In the example above I described a situation in which a recombinant protein based assay was used to give a false positive validation.  It is also not uncommon to see a recombinant protein based assay provide a false negative result i.e. to falsely invalidate an antibody.  Such experiments are most commonly seen with phosphospecific antibodies.  Such antibodies can be extremely valuable tools as they permit one to evaluate the phosphorylation state of a single phosphorylation site on a specific protein.  A critical question in the validation of such antibodies is whether they are indeed phosphospecific.  A mutant recombinant protein with the phosphorylation site of interested mutated to a non-phosphorylatable amino acid is run along side the recombinant protein in a western blot.  The antibody on interest is then tested for binding to this assay.  Binding to the non-phosphorylatable mutant in such an assay has been used by some as evidence that the antibody’s phosphospecificity has been invalidated.  Such data do not provide such evidence.  A phospho-specific antibody will always have at least a finite affinity for the non phospho-site.  Thus when, as is typical in such studies, micrograms or hundreds of nanograms of the mutant protein are run on the blot, some binding is highly likely.  In order to use such an assay for validation it is necessary to do a very detailed dose response with multiple concentrations of both the mutant non-phospho and the phosphoprotein.  Attention must also be paid to the concentration of the protein of interest in situ and also its level of phosphorylation at the site of interest.  Determining these values is always quite problematic.  Consequently the use of such a validation technique in not recommended particularly when other much more relevant validation assays are available.  The most common such assay is the western blot performed on lysates of the tissue of interest that had been incubated in the absence or presence of a phosphatase.  In such an assay the antibody is validated if it labels a single band in the control lysate and if the labeling is absent in the lysate that had been incubated in the presence of the phosphatase. 

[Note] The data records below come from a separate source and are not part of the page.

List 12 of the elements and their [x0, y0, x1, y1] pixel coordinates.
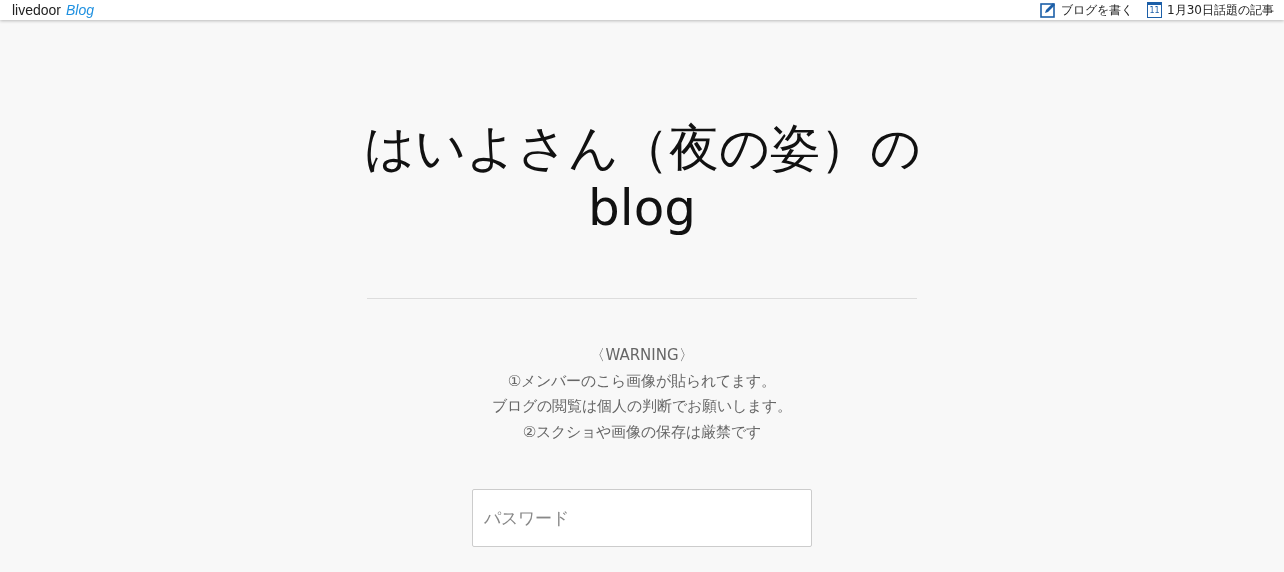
blog-title: はいよさん（夜の姿）のblog: [362, 118, 922, 238]
pencil-icon: [1040, 2, 1057, 18]
calendar-icon: 11: [1147, 2, 1163, 18]
logo-text[interactable]: livedoor: [12, 2, 62, 18]
header-link[interactable]: ブログを書く: [1040, 1, 1134, 19]
password-field[interactable]: パスワード: [472, 489, 812, 547]
logo-text[interactable]: Blog: [66, 2, 95, 18]
warning-text: 〈WARNING〉: [589, 345, 695, 366]
warning-text: ①メンバーのこら画像が貼られてます。: [506, 370, 778, 392]
warning-text: ブログの閲覧は個人の判断でお願いします。: [492, 396, 792, 417]
header-link[interactable]: 11 1月30日話題の記事: [1147, 1, 1274, 19]
warning-text: ②スクショや画像の保存は厳禁です: [521, 421, 763, 443]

One issue raised in the preceding paragraph was the fact that there is always a finite affinity of a phosphospecific antibody to the non-phosphoprotein.  Such binding of the phospho-antibody to the non-phosphosite can be quite problematic in negative affinity column selection of the phospho-antibody.  In our experience we have often found that very good phosphospecific antibodies may sometime fail to flow through a non-phospho column.  To avoid failures in such negative selection experiments it is very important to optimize the antibody to peptide ratio in using such a column.   This issue will be discussed in more detail in a subsequent blog.